Im Ort gibt es kleine Geschäfte und auch Herbergen, sowie verschiedene Freizeitaktivitäten für touristen (das aber mehr im Sommer) und ein nettes Heimatkundemuseum (was ich leider erst später erfahren habe). Eigentlich ist die Insel ein beliebtes Urlaubsziel, aber nicht mehr in dieser Zeit.
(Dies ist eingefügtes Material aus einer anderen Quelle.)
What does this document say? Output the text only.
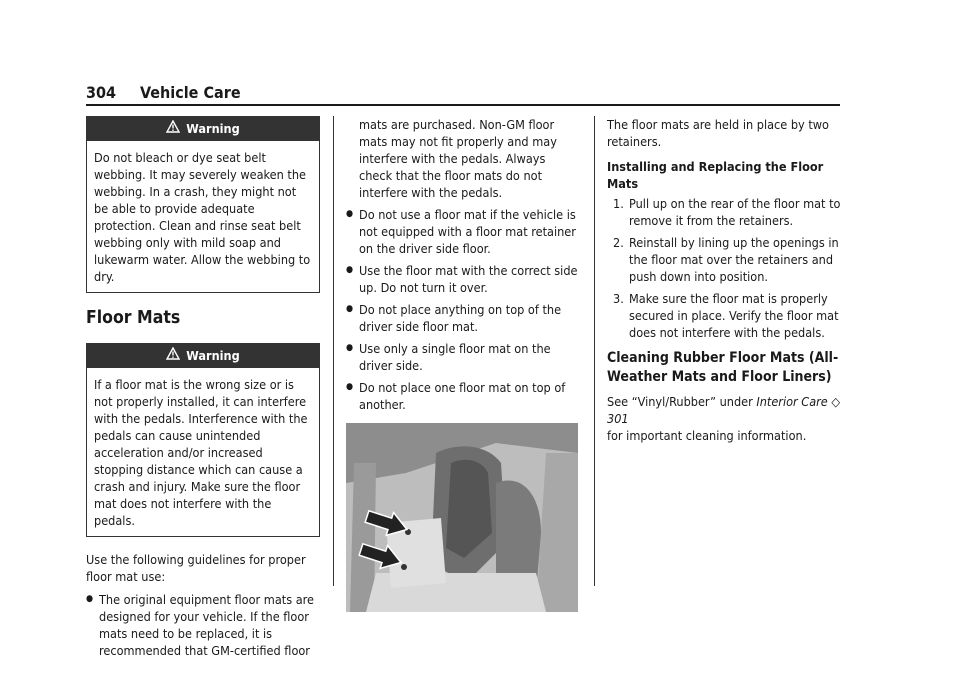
304 Vehicle Care
Warning

Do not bleach or dye seat belt webbing. It may severely weaken the webbing. In a crash, they might not be able to provide adequate protection. Clean and rinse seat belt webbing only with mild soap and lukewarm water. Allow the webbing to dry.

Floor Mats
Warning

If a floor mat is the wrong size or is not properly installed, it can interfere with the pedals. Interference with the pedals can cause unintended acceleration and/or increased stopping distance which can cause a crash and injury. Make sure the floor mat does not interfere with the pedals.

Use the following guidelines for proper floor mat use:

● The original equipment floor mats are designed for your vehicle. If the floor mats need to be replaced, it is recommended that GM-certified floor
mats are purchased. Non-GM floor mats may not fit properly and may interfere with the pedals. Always check that the floor mats do not interfere with the pedals.
● Do not use a floor mat if the vehicle is not equipped with a floor mat retainer on the driver side floor.
● Use the floor mat with the correct side up. Do not turn it over.
● Do not place anything on top of the driver side floor mat.
● Use only a single floor mat on the driver side.
● Do not place one floor mat on top of another.

The floor mats are held in place by two retainers.

Installing and Replacing the Floor Mats
1. Pull up on the rear of the floor mat to remove it from the retainers.
2. Reinstall by lining up the openings in the floor mat over the retainers and push down into position.
3. Make sure the floor mat is properly secured in place. Verify the floor mat does not interfere with the pedals.
Cleaning Rubber Floor Mats (All-Weather Mats and Floor Liners)

See “Vinyl/Rubber” under Interior Care ◇ 301
for important cleaning information.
Da wo unser Zelt stand, kam kein Mensch vorbei und auch am Strand (kaltes Wasser, kühler Wind) haben wir kaum wen getroffen.

Ich war überrascht von der Abgebrühtheit meiner russischen Begleiterin, dafür daß sie normalerweise in einer Großstadt lebt und schon länger nicht mehr großartig draußen war... wir kochten auf offenem Feuer, hatten keinen Tisch, mußten das Wasser im mindestens 200m entfernten Baikal mit dem Faltkanister holen (ist dafür aber auch Trinkwasserqualität), sammelten Holz für das morgens und abends wärmende Lagerfeuer, sammelten auch mal gelbe Pilze im Wald (die gleiche Art, die gleichzeitig eine burjatische Anwohnerin für sich selber pflückte)... und frischen Omul, den ich im kühlen Sandboden in einem Plastikbeutel verscharrt hatte, weil wir rein für ihren Rohkostsalat zu viel hatten, aß sie zwei Tage später auch mit, als ich ihn briet (er war auch wirklich noch ok). Nur im Wald auf Klo zu gehen muß sie noch lernen/wollen... Für weite Wanderungen war sie (und ihre Chucks) leider auch nicht zu haben, dabei ist das sicher toll- der Nordteil der Insel ist überwiegend bewaldet (da haben Luchse und Rehe ihre Reviere), auch hügelig (Aussicht) und hat Steilklippen und Riffe. Es gibt da wohl größere Wanderwege und man kann sich auch Fahrräder in Chushir mieten, mit denen man zumindest auf den Verbindungspisten zwischen den kleinen malerischen Dörfern einen Tag oder mehr unterwegs sein kann.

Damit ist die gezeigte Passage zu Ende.